European Shares Seen Lower On AI Spending Jitters
(RTTNews) - European stocks are likely to open lower on Thursday despite the U.S. Federal Reserve delivering a less hawkish outlook than some had anticipated.
Tech shares may face selling pressure after cloud computing giant Oracle's revenues fell short of Wall Street estimates.
Capital spending was significantly higher than expected in Q2 and the company also hiked full-year capex plans, sending its shares down more than 11 percent in extended trading hours.
Asian markets were mixed, giving up early gains amid anxiety about the profitability of artificial intelligence investments.
U.S. bond yields declined after the Federal Reserve moved to ease short-term funding costs. Gold ticked lower as the dollar rebounded slightly from the post-FOMC slump. Oil prices fell after rising on Wednesday following the U.S.'s seizure of a sanctioned tanker off the coast of Venezuela.

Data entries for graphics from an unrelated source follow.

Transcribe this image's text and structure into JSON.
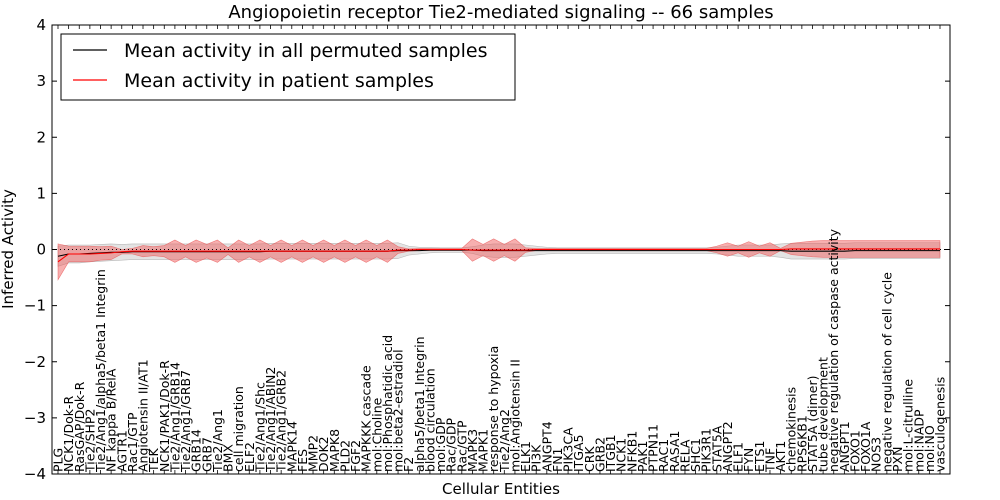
{
  "chart_data": {
    "type": "line",
    "title": "Angiopoietin receptor Tie2-mediated signaling -- 66 samples",
    "xlabel": "Cellular Entities",
    "ylabel": "Inferred Activity",
    "ylim": [
      -4,
      4
    ],
    "yticks": [
      "−4",
      "−3",
      "−2",
      "−1",
      "0",
      "1",
      "2",
      "3",
      "4"
    ],
    "ytick_values": [
      -4,
      -3,
      -2,
      -1,
      0,
      1,
      2,
      3,
      4
    ],
    "legend_position": "top-left",
    "categories": [
      "PLG",
      "NCK1/Dok-R",
      "RasGAP/Dok-R",
      "Tie2/SHP2",
      "Tie2/Ang1/alpha5/beta1 Integrin",
      "NF kappa B/RelA",
      "AGTR1",
      "Rac1/GTP",
      "Angiotensin II/AT1",
      "TEK",
      "NCK1/PAK1/Dok-R",
      "Tie2/Ang1/GRB14",
      "Tie2/Ang1/GRB7",
      "GRB14",
      "GRB7",
      "Tie2/Ang1",
      "BMX",
      "cell migration",
      "ELF2",
      "Tie2/Ang1/Shc",
      "Tie2/Ang1/ABIN2",
      "Tie2/Ang1/GRB2",
      "MAPK14",
      "FES",
      "MMP2",
      "DOK2",
      "MAPK8",
      "PLD2",
      "FGF2",
      "MAPKKK cascade",
      "mol:Choline",
      "mol:Phosphatidic acid",
      "mol:beta2-estradiol",
      "F2",
      "alpha5/beta1 Integrin",
      "blood circulation",
      "mol:GDP",
      "Rac/GDP",
      "Rac/GTP",
      "MAPK3",
      "MAPK1",
      "response to hypoxia",
      "Tie2/Ang2",
      "mol:Angiotensin II",
      "ELK1",
      "PI3K",
      "ANGPT4",
      "FN1",
      "PIK3CA",
      "ITGA5",
      "CRK",
      "GRB2",
      "ITGB1",
      "NCK1",
      "NFKB1",
      "PAK1",
      "PTPN11",
      "RAC1",
      "RASA1",
      "RELA",
      "SHC1",
      "PIK3R1",
      "STAT5A",
      "ANGPT2",
      "ELF1",
      "FYN",
      "ETS1",
      "TNF",
      "AKT1",
      "chemokinesis",
      "RPS6KB1",
      "STAT5A (dimer)",
      "tube development",
      "negative regulation of caspase activity",
      "ANGPT1",
      "FOXO1",
      "FOXO1A",
      "NOS3",
      "negative regulation of cell cycle",
      "PXN",
      "mol:L-citrulline",
      "mol:NADP",
      "mol:NO",
      "vasculogenesis"
    ],
    "series": [
      {
        "name": "Mean activity in all permuted samples",
        "color": "#000000",
        "values": [
          -0.12,
          -0.08,
          -0.08,
          -0.07,
          -0.06,
          -0.05,
          -0.05,
          -0.04,
          -0.04,
          -0.04,
          -0.04,
          -0.04,
          -0.04,
          -0.04,
          -0.04,
          -0.04,
          -0.04,
          -0.04,
          -0.04,
          -0.04,
          -0.03,
          -0.03,
          -0.03,
          -0.03,
          -0.03,
          -0.03,
          -0.03,
          -0.03,
          -0.03,
          -0.03,
          -0.03,
          -0.03,
          -0.02,
          -0.02,
          -0.02,
          -0.01,
          -0.01,
          -0.01,
          -0.01,
          -0.01,
          -0.02,
          -0.02,
          -0.02,
          -0.02,
          -0.02,
          -0.02,
          -0.02,
          -0.02,
          -0.02,
          -0.02,
          -0.02,
          -0.02,
          -0.02,
          -0.02,
          -0.02,
          -0.02,
          -0.02,
          -0.02,
          -0.02,
          -0.02,
          -0.02,
          -0.02,
          -0.02,
          -0.02,
          -0.02,
          -0.02,
          -0.02,
          -0.02,
          -0.02,
          -0.03,
          -0.03,
          -0.03,
          -0.03,
          -0.03,
          -0.03,
          -0.02,
          -0.02,
          -0.02,
          -0.02,
          -0.02,
          -0.02,
          -0.02,
          -0.02,
          -0.02
        ],
        "band": [
          0.18,
          0.16,
          0.16,
          0.15,
          0.15,
          0.15,
          0.14,
          0.14,
          0.14,
          0.14,
          0.14,
          0.14,
          0.14,
          0.14,
          0.14,
          0.14,
          0.14,
          0.14,
          0.14,
          0.14,
          0.14,
          0.14,
          0.14,
          0.14,
          0.14,
          0.14,
          0.14,
          0.14,
          0.14,
          0.14,
          0.14,
          0.14,
          0.14,
          0.08,
          0.06,
          0.05,
          0.04,
          0.04,
          0.04,
          0.06,
          0.1,
          0.12,
          0.12,
          0.12,
          0.1,
          0.08,
          0.06,
          0.05,
          0.05,
          0.05,
          0.05,
          0.05,
          0.05,
          0.05,
          0.05,
          0.05,
          0.05,
          0.05,
          0.05,
          0.05,
          0.05,
          0.05,
          0.06,
          0.08,
          0.1,
          0.1,
          0.1,
          0.1,
          0.12,
          0.14,
          0.14,
          0.14,
          0.14,
          0.14,
          0.14,
          0.14,
          0.14,
          0.14,
          0.14,
          0.14,
          0.14,
          0.14,
          0.14,
          0.14
        ]
      },
      {
        "name": "Mean activity in patient samples",
        "color": "#ff0000",
        "values": [
          -0.22,
          -0.08,
          -0.08,
          -0.08,
          -0.07,
          -0.06,
          -0.04,
          -0.03,
          -0.03,
          -0.03,
          -0.03,
          -0.03,
          -0.03,
          -0.03,
          -0.03,
          -0.03,
          -0.03,
          -0.03,
          -0.03,
          -0.03,
          -0.03,
          -0.03,
          -0.03,
          -0.03,
          -0.03,
          -0.03,
          -0.03,
          -0.03,
          -0.03,
          -0.03,
          -0.03,
          -0.03,
          -0.01,
          -0.01,
          0.0,
          0.0,
          0.0,
          0.0,
          0.0,
          -0.01,
          -0.01,
          -0.01,
          -0.01,
          -0.01,
          -0.01,
          0.0,
          0.0,
          0.0,
          0.0,
          0.0,
          0.0,
          0.0,
          0.0,
          0.0,
          0.0,
          0.0,
          0.0,
          0.0,
          0.0,
          0.0,
          0.0,
          0.0,
          0.0,
          0.0,
          0.0,
          0.0,
          0.0,
          0.0,
          0.0,
          0.01,
          0.01,
          0.01,
          0.01,
          0.01,
          0.01,
          0.01,
          0.01,
          0.01,
          0.01,
          0.01,
          0.01,
          0.01,
          0.01,
          0.01
        ],
        "band": [
          0.32,
          0.14,
          0.14,
          0.14,
          0.12,
          0.12,
          0.04,
          0.05,
          0.1,
          0.08,
          0.1,
          0.2,
          0.1,
          0.2,
          0.12,
          0.2,
          0.06,
          0.2,
          0.1,
          0.2,
          0.1,
          0.2,
          0.1,
          0.2,
          0.1,
          0.2,
          0.1,
          0.2,
          0.1,
          0.2,
          0.1,
          0.2,
          0.06,
          0.02,
          0.02,
          0.02,
          0.02,
          0.02,
          0.02,
          0.2,
          0.1,
          0.2,
          0.1,
          0.2,
          0.04,
          0.02,
          0.02,
          0.02,
          0.02,
          0.02,
          0.02,
          0.02,
          0.02,
          0.02,
          0.02,
          0.02,
          0.02,
          0.02,
          0.02,
          0.02,
          0.02,
          0.02,
          0.06,
          0.12,
          0.06,
          0.14,
          0.06,
          0.12,
          0.02,
          0.1,
          0.12,
          0.14,
          0.15,
          0.15,
          0.15,
          0.15,
          0.15,
          0.15,
          0.15,
          0.15,
          0.15,
          0.15,
          0.15,
          0.15
        ]
      }
    ]
  }
}
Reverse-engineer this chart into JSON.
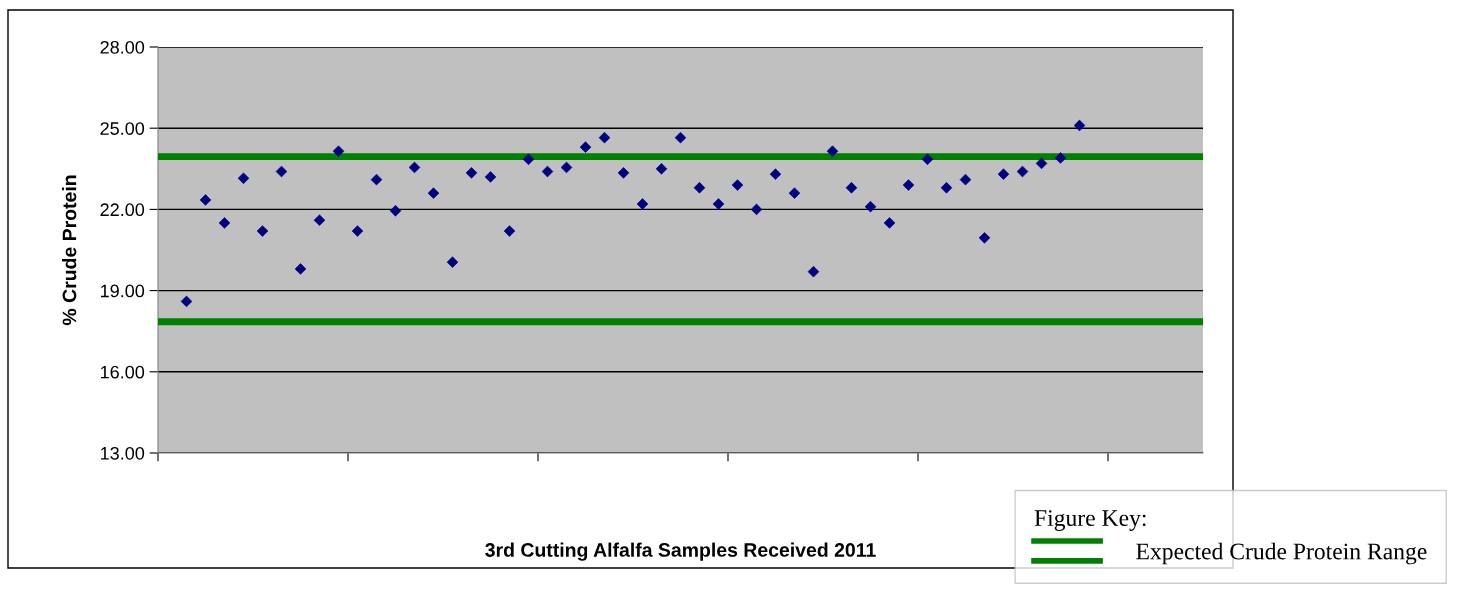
{
  "chart_data": {
    "type": "scatter",
    "xlabel": "3rd Cutting Alfalfa Samples Received 2011",
    "ylabel": "% Crude Protein",
    "legend_title": "Figure Key:",
    "legend": "bottom right",
    "marker": "diamond",
    "grid": "y",
    "categories": [
      null,
      null,
      null,
      null,
      null,
      null,
      null,
      null,
      null,
      null,
      null,
      null,
      null,
      null,
      null,
      null,
      null,
      null,
      null,
      null,
      null,
      null,
      null,
      null,
      null,
      null,
      null,
      null,
      null,
      null,
      null,
      null,
      null,
      null,
      null,
      null,
      null,
      null,
      null,
      null,
      null,
      null,
      null,
      null,
      null,
      null,
      null,
      null,
      null,
      null,
      null,
      null,
      null,
      null,
      null
    ],
    "series": [
      {
        "color": "#000080",
        "values": [
          null,
          18.6,
          22.35,
          21.5,
          23.15,
          21.2,
          23.4,
          19.8,
          21.6,
          24.15,
          21.2,
          23.1,
          21.95,
          23.55,
          22.6,
          20.05,
          23.35,
          23.2,
          21.2,
          23.85,
          23.4,
          23.55,
          24.3,
          24.65,
          23.35,
          22.2,
          23.5,
          24.65,
          22.8,
          22.2,
          22.9,
          22.0,
          23.3,
          22.6,
          19.7,
          24.15,
          22.8,
          22.1,
          21.5,
          22.9,
          23.85,
          22.8,
          23.1,
          20.95,
          23.3,
          23.4,
          23.7,
          23.9,
          25.1,
          null,
          null,
          null,
          null,
          null,
          null
        ]
      }
    ],
    "ref_lines": [
      {
        "axis": "y",
        "value": 23.95,
        "label": "Expected Crude Protein Range",
        "color": "#008000"
      },
      {
        "axis": "y",
        "value": 17.85,
        "label": null,
        "color": "#008000"
      }
    ],
    "ylim": [
      13,
      28
    ],
    "yticks": [
      {
        "value": 13,
        "label": "13.00"
      },
      {
        "value": 16,
        "label": "16.00"
      },
      {
        "value": 19,
        "label": "19.00"
      },
      {
        "value": 22,
        "label": "22.00"
      },
      {
        "value": 25,
        "label": "25.00"
      },
      {
        "value": 28,
        "label": "28.00"
      }
    ]
  }
}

Overnight, U.S. stocks closed higher after the Fed cut interest rates by quarter point, matching the rate cuts seen in September and October in another divided vote.
Short-term Treasury yields drifted lower after the Fed said it will launch a $40bn short-term bond-buying program to help manage market liquidity levels and support a softening labor market.
At a news conference following the decision, Fed Chair Jerome Powell said the Fed would have to "wait and see" before making its next move, adding a rate hike isn't in the base case.
Fed members suggested just one further cut in their 2026 central projection, but traders bet risks are skewed towards more cuts.
The Dow rallied 1.1 percent, the S&P 500 added 0.7 percent and the tech-heavy Nasdaq Composite gained 0.3 percent.
European stocks ended mixed on Wednesday as investors waited for the Fed's interest rate decision.
The pan European Stoxx 600 finished marginally higher. The German DAX slipped 0.1 percent and France's CAC 40 dipped 0.4 percent while the U.K.'s FTSE 100 edged up by 0.1 percent.